La voluntad de creer

La fe parece haber desaparecido y hay como un ansia de creer que no llega nunca a donde quiere llegar

A principios del siglo V se produjo en la esfera romana una curiosa batalla, librada esta vez no con espadas y escudos, como tantas otras veces, sino con plumas e ideas. Roma, la Roma eterna, a la que poco le faltaba para desvanecerse bajo la presión bárbara, ya había probado las hieles del olvido en 410, cuando Alarico irrumpió en ella con sus huestes y la saqueó, dejándola maltrecha y estupefacta, pero viva.

Mucha gente entendía que aquella debacle procedía de la pérdida de un bien sagrado, eterno, cierto hasta entonces como el invierno o la luna: el favor de los dioses. Ya llevaban bastantes años los cristianos extendiendo su credo, alentados por el impulso de ciertos emperadores, y es de entender que si a uno le cuesta cambiar de casa, más le cuesta cambiar de divinidades, por lo que Roma se sentía culpable, y temía que, despechados, los viejos dioses brindaban a sus pérfidos siervos un mar de calamidades por haberlos abandonado. El trigo crecía por Ceres, era Apolo quien hacía subir el sol por el cielo. Las grandes victorias de Roma habían sido un regalo de Júpiter. Todo aquello se iba a perder por seguir los cantos de las sirenas cristianas.

Los cristianos contraatacaron, intentando asegurar las posiciones ganadas. San Agustín escribió La ciudad de Dios, un ataque directo a todo lo que se saliera de los límites marcados por la nueva fe, y Paulo Orosio se dedicó a escarbar toda la mugre de la memoria del mundo para escribir su Historia contra los paganos, cuyo objetivo era demostrar que, ya con los dioses antiguos, al género humano le había ido bastante mal bastantes veces. La verdad es que también a Roma: invasiones galas, horcas caudinas, generales púnicos, bosques germanos, el desastre de Adrianópolis… Ellos prometían que el buen Dios cristiano sí les protegería.

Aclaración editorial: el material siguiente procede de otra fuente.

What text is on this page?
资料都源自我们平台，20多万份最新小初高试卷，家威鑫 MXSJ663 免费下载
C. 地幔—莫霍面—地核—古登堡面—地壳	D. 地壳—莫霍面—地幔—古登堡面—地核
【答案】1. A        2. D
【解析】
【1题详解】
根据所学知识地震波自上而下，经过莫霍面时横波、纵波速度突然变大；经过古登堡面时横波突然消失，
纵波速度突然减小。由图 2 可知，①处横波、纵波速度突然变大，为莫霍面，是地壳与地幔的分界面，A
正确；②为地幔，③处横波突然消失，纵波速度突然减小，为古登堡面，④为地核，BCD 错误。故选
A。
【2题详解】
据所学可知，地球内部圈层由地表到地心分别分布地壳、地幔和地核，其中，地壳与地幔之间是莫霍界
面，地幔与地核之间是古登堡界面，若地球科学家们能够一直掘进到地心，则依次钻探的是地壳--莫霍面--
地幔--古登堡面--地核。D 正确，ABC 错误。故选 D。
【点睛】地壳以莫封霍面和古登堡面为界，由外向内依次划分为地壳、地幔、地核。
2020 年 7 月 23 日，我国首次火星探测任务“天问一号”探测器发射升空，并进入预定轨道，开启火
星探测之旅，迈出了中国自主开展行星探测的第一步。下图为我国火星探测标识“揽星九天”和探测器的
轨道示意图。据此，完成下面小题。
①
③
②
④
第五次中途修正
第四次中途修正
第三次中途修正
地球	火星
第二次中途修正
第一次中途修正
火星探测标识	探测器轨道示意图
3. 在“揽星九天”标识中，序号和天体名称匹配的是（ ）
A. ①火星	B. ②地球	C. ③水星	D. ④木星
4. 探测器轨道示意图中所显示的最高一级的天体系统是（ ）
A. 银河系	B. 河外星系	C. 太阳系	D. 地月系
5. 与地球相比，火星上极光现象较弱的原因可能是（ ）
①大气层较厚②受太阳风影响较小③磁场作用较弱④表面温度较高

Hoy todo aquello nos llega como voces de niños jugando. Nuestra mirada sobre la fe es más madura, cansada, tal vez estéril. La fe parece haber desaparecido y hay como un ansia de creer que no llega nunca a donde quiere llegar. Hace poco Pablo Messiez ganó el Max al Mejor espectáculo de teatro con La voluntad de creer. La escribió inspirado por Ordet, la película inmortal de Dreyer, y por unas palabras de Juana de Arco, pronunciadas en el juicio que la envió a la hoguera. Ella dijo que había oído la voz de San Miguel, y al ser cuestionada, ella dijo que lo supo porque tenía voz de ángel. “¿Cómo sabe usted que era una voz de ángel?”, le replicaron. Su respuesta es un buen cierre para este artículo, así como un buen resumen del alma humana: “Porque tuve la voluntad de creerlo”.